財務省が8月19に日発表した7月の貿易統計速報では、貿易収支が1兆240億円の赤字だった。輸出は円安効果により、前年同月比12.2%増の5兆9,620億円で、5カ月連続の拡大とはなったが、赤字収支は13ヶ月連続で、日本はまだまだ本来の貿易大国の姿に戻ったとは言えない。
海外市場を持つ輸出大手企業では業績が回復し、今夏の賞与がプラスとなったところもあるが、国内需要を中心とする中小企業は、円安にともなう燃料・資材の高騰による打撃を受けている。これは庶民の消費生活も同様であるため、庶民に景気回復の実感がないのは当然だ。
転じて、建設業界では、前年度末の大型補正予算と今年度事業予算の執行で、大手ゼネコンの受注実績と景況感は回復傾向にあるが、政府直轄事業の受注が困難な地方建設業者には恩恵が薄く、アベノミクス効果は行き渡ったとはいえない状況にある。

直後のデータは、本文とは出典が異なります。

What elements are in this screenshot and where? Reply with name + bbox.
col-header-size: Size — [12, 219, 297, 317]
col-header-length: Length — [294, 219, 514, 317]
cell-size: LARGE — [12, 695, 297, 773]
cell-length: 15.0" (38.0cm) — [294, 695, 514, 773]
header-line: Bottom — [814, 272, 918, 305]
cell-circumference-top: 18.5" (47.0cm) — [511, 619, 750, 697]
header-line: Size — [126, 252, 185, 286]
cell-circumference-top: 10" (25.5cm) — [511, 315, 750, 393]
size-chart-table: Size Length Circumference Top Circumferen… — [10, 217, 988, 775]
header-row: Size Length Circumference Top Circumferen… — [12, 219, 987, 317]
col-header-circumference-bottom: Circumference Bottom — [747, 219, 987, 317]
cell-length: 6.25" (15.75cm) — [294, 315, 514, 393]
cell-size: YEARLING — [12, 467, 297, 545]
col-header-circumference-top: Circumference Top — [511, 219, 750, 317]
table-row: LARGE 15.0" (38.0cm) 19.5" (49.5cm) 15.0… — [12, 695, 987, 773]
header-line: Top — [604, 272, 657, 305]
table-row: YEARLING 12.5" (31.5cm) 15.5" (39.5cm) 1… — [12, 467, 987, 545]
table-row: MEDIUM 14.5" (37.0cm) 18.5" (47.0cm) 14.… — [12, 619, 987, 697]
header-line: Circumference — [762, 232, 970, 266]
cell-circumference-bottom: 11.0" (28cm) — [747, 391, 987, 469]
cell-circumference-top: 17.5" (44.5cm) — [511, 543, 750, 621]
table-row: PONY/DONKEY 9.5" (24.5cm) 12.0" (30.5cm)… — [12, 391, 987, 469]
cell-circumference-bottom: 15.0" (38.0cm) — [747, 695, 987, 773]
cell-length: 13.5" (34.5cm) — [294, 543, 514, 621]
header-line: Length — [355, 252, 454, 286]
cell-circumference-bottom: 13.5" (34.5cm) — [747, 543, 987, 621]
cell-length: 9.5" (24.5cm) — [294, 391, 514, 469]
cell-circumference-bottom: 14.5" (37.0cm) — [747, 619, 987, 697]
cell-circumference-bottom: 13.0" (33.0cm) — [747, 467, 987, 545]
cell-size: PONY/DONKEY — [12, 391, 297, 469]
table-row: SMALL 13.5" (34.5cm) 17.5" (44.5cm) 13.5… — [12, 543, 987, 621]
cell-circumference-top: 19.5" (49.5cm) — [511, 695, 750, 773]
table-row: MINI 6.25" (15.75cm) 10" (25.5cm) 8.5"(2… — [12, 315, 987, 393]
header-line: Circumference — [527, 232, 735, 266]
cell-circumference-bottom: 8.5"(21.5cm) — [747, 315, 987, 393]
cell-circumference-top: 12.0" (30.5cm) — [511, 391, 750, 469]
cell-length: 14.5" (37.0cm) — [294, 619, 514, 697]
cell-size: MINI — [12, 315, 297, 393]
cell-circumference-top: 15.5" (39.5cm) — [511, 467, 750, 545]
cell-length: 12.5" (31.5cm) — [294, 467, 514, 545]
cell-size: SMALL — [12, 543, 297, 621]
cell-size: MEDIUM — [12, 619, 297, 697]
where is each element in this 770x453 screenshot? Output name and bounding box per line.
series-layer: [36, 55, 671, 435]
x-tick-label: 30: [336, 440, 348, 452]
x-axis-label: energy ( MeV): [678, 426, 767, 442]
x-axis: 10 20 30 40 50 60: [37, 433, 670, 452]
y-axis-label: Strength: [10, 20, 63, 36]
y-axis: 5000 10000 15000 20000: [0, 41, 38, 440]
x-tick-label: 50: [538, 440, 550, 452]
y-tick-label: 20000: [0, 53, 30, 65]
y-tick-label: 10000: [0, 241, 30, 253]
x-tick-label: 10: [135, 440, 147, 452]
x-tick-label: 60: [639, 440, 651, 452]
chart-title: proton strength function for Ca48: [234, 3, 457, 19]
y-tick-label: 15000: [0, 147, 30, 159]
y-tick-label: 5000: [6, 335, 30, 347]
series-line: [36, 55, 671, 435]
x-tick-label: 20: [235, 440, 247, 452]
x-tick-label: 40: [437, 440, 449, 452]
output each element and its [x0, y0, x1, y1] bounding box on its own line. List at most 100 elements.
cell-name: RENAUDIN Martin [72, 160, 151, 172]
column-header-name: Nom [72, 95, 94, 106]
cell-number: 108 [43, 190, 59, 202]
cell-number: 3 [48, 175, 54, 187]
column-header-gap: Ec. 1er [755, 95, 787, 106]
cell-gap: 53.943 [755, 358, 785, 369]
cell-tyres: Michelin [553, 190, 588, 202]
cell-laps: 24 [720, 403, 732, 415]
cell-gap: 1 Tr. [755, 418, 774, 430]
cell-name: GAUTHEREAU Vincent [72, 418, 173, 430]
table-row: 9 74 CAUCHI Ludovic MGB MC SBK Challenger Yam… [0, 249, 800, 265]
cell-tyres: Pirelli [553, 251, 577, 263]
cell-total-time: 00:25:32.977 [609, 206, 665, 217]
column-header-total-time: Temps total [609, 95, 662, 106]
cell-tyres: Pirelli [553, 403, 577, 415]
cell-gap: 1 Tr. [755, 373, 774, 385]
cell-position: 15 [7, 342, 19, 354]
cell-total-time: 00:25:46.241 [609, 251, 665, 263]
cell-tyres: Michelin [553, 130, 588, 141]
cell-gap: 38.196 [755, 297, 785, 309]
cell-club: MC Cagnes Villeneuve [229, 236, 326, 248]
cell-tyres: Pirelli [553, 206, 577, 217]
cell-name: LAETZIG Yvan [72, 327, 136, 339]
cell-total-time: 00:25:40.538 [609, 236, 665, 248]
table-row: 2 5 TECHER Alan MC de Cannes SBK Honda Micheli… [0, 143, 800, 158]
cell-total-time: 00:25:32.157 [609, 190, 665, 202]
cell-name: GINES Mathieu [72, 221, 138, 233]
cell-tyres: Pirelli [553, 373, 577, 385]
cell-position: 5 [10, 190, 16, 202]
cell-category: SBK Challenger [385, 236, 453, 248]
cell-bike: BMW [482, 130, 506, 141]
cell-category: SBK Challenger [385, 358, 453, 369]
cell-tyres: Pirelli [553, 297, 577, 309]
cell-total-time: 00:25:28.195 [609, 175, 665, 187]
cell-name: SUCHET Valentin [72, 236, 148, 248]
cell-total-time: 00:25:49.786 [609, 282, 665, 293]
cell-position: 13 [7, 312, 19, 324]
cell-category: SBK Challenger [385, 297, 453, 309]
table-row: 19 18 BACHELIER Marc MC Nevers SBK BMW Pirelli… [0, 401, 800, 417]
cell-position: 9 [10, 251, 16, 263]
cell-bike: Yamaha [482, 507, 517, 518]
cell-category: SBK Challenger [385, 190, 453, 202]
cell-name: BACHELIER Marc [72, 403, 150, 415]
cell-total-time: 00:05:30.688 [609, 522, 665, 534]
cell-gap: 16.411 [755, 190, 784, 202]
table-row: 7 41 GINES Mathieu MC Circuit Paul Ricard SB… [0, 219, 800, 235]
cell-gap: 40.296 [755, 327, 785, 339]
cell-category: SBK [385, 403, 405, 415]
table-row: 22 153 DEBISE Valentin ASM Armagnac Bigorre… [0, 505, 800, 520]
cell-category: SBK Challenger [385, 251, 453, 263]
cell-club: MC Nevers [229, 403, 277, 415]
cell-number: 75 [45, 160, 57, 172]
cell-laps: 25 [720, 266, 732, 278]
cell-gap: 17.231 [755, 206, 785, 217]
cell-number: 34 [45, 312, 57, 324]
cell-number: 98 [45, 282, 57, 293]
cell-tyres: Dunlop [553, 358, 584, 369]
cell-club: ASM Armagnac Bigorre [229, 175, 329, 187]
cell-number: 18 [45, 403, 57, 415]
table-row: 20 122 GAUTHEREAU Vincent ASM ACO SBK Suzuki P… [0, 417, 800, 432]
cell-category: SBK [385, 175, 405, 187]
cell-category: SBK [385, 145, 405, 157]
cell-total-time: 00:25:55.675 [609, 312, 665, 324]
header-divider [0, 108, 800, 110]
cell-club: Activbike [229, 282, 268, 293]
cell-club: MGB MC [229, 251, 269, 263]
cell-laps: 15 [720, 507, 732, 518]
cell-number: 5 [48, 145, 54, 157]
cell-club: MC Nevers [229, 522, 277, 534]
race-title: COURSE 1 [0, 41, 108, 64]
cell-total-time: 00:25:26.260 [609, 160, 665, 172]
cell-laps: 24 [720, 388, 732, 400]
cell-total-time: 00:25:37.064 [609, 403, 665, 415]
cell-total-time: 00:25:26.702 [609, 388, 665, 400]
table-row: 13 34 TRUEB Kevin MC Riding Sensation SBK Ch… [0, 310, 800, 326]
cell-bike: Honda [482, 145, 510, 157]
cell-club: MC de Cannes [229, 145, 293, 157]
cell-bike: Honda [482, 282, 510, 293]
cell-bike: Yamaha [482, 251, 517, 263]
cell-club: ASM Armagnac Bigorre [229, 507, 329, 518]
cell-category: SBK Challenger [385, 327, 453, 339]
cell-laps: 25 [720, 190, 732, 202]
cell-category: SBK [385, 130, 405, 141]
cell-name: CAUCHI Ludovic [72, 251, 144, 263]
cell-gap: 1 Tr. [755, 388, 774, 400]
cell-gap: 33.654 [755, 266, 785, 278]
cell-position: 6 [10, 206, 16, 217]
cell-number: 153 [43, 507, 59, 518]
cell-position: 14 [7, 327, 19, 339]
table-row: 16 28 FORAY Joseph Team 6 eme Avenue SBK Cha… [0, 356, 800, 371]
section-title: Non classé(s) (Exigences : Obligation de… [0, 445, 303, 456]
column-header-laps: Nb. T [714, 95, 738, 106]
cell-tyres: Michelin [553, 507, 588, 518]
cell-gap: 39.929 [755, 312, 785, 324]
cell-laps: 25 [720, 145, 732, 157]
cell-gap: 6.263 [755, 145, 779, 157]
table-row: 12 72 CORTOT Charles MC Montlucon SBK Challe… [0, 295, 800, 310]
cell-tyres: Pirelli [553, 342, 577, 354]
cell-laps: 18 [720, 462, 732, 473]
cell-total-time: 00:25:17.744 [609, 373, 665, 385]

このため、自民党の公共工事契約適正化委員会事務局長を勤める脇雅史参院国体委員長は、発注者は発注契約後も元請けと下請けとの民間取引に積極的に関与し、不当な契約を排除することで、アベノミクスの効果を適切に発揮すべきと主張しており、そのために発注者の権限拡大と、法的根拠の確立を目指す方針を発表している。
そして、建設企業の経営安定化のため、発注量を平準化すると同時に、工事公告をすれば必ず企業が飛びついてくるものという傲慢な発想を改め、建設業者の事情に配慮する姿勢を持つべき、と訴えている。
好況により民間同士の取引が順調であれば、政府の介入は不要だが、長らく公共事業予算が削減され続けた上に「コンクリートから人へ」の主張により、不当に弾圧を受け続けた建設業界では、アベノミクスに対してはまだまだ懐疑的で、警戒心やガードは堅い。自己防衛本能から、実勢に合わない契約の可能性は捨てきれない状況にある。
失われた20年が経過し、かつてのバブル景気の皮膚感覚を忘れたり、若い世代では好景気そのものを知らずに社会へ出た人々もいるのが日本社会の現実である。建設業のみならず、一般庶民に至るまで、デフレ不況に慣れきったムードが一掃され、好況の高揚感から増税に抵抗感を感じなくなるまでは、景気を先食いし税収を先取りするような政策は、控えた方が無難ではないだろうか。